ARTERIOVENOUS MALFORMATION HEMORRHAGE MUST BE RECOGNIZED IN A TIMELY FASHION TO ALLOW FOR NECESSARY TREATMENT
When a patient presents to an emergency department with the new onset of headache, lethargy or altered mental status without the development of a "focal" neurological deficit, it is imperative that intracranial hemorrhage be high in the differential diagnosis list. One can suffer a subarachnoid hemorrhage or an intracerebral hemorrhage without focal neurological deficit but with severe headache and altered mental status. What should be done to evaluate such a patient? A CT scan of the head. When should it be performed? quickly. Why? Because the causes of subarachnoid hemorrhages are treatable if diagnosed and treated before the lesion rebleeds. The same is applicable to arteriovenous malformations (AVMs)within the brain.
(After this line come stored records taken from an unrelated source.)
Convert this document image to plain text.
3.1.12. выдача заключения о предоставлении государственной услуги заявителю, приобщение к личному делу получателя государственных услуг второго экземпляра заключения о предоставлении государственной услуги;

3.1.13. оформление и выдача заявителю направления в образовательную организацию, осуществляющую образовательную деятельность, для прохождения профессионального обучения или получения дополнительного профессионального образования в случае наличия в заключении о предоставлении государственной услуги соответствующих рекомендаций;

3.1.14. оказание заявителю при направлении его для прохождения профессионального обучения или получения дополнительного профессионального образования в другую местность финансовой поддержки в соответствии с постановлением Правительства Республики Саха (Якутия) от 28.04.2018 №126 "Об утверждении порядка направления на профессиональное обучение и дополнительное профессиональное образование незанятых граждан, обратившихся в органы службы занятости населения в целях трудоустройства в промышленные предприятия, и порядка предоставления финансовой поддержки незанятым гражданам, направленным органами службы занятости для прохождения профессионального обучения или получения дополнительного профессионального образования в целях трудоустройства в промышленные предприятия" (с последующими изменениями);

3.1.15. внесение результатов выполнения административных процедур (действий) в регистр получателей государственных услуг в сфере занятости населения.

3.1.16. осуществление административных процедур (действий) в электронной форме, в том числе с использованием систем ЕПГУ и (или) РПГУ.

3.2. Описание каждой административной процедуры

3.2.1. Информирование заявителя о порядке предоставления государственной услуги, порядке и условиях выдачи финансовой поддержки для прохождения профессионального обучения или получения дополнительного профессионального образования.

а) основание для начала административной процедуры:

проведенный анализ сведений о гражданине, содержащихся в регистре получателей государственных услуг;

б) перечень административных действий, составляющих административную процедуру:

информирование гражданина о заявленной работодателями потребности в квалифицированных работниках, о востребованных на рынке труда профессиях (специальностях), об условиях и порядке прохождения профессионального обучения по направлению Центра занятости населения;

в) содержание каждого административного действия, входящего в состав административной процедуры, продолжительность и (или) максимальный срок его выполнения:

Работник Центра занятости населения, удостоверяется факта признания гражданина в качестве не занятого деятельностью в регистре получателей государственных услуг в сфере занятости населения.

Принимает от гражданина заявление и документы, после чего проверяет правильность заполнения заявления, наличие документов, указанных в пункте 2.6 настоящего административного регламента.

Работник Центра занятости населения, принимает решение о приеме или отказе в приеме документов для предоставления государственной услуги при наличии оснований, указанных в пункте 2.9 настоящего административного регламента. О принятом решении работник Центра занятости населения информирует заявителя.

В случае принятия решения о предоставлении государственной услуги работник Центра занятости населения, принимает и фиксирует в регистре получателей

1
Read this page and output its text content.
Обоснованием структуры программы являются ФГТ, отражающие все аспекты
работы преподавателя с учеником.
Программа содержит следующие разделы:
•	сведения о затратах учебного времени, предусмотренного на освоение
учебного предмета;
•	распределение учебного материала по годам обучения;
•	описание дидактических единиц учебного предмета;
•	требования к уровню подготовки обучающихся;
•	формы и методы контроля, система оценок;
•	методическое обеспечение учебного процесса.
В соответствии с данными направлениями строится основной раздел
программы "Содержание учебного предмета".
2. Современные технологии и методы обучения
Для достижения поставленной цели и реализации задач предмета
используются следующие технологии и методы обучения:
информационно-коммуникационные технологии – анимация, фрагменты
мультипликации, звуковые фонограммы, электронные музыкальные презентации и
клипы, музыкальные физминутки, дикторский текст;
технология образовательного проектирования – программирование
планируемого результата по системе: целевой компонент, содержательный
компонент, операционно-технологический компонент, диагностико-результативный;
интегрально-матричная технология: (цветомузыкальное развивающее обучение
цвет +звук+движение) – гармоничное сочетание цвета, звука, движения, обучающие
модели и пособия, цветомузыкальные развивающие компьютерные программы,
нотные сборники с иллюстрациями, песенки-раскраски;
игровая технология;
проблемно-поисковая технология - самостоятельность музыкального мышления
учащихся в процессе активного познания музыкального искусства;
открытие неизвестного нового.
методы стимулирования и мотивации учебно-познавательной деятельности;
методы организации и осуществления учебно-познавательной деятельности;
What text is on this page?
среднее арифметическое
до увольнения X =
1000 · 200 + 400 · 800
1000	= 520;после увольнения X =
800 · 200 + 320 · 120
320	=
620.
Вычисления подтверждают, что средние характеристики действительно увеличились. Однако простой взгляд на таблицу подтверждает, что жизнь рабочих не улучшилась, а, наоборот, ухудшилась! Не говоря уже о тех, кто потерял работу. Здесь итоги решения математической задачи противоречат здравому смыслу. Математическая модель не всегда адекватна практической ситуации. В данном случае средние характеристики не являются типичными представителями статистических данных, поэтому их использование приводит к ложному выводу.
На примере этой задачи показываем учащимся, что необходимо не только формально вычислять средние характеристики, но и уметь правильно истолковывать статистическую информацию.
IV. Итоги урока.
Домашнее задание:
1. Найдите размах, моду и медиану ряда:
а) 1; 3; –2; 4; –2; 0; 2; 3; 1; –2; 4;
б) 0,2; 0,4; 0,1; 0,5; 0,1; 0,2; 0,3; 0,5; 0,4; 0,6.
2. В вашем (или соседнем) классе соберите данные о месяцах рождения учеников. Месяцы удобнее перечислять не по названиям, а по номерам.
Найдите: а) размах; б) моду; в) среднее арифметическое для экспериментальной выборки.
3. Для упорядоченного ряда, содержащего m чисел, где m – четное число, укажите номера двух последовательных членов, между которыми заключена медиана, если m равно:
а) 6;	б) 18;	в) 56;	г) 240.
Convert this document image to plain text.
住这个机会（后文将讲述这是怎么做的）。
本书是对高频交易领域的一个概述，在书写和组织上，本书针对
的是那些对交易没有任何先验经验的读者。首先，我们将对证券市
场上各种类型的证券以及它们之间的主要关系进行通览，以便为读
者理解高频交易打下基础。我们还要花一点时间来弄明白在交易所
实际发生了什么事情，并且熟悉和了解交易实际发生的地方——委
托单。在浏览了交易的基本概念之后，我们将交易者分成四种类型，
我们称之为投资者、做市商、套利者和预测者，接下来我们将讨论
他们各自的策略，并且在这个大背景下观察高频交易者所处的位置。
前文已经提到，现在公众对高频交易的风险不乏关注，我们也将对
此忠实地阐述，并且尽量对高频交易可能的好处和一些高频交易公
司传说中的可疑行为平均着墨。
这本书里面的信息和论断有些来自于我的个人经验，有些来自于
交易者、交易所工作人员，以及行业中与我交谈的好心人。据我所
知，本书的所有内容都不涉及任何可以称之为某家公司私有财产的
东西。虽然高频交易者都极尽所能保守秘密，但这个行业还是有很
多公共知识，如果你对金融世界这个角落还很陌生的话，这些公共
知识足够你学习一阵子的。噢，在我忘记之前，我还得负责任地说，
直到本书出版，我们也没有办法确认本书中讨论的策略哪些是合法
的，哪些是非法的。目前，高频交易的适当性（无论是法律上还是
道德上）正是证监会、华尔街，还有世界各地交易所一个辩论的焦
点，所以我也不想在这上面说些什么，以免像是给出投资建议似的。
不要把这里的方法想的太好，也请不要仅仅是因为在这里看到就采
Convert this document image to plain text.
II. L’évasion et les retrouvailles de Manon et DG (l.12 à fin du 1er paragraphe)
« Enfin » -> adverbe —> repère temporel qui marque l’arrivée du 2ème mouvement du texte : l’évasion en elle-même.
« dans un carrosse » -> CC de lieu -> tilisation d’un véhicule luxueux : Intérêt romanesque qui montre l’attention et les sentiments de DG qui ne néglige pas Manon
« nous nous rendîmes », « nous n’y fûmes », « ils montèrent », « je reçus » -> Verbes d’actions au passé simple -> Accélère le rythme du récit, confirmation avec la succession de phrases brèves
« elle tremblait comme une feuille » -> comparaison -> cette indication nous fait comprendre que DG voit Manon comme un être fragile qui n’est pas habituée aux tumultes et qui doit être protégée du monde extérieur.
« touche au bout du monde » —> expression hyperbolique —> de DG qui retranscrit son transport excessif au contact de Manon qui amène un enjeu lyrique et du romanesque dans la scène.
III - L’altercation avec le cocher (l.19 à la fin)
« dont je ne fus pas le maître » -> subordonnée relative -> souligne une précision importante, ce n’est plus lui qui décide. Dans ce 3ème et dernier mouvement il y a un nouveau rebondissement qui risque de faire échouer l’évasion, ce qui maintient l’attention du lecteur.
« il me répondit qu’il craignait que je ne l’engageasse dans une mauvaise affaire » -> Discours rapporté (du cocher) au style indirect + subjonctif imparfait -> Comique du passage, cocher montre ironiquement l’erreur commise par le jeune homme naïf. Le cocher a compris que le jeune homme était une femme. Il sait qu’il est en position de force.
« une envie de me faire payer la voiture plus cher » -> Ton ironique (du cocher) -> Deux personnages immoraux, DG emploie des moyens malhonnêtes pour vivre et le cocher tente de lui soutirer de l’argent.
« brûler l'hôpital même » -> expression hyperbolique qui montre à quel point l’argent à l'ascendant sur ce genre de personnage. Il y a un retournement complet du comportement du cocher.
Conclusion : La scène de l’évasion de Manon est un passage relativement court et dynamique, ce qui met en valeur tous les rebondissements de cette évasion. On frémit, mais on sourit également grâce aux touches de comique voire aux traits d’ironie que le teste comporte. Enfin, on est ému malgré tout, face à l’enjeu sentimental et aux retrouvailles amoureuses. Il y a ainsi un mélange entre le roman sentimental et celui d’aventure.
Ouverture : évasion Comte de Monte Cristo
In my client's case, there was the new onset of a severe headache with lethargy. He was taken to a local hospital where he was evaluated in the ER. He was admitted to the floor for observation but no imaging studies were ordered. Some eight hours later, he decompensated neurologically and became comatose. One pupil dilated. He had an immediate CT scan that showed an intracerebral hemorrhage from an AVM. Surgery was performed to evacuate the blood clot and relieve the pressure. There was some permanent injury to the brain as a result of this delayed diagnosis. Time is of the essence when there is an intracranial hemorrhage and all medical care personnel have to look for such hemorrhages as a source of sudden severe headache in aptients who come to the ER.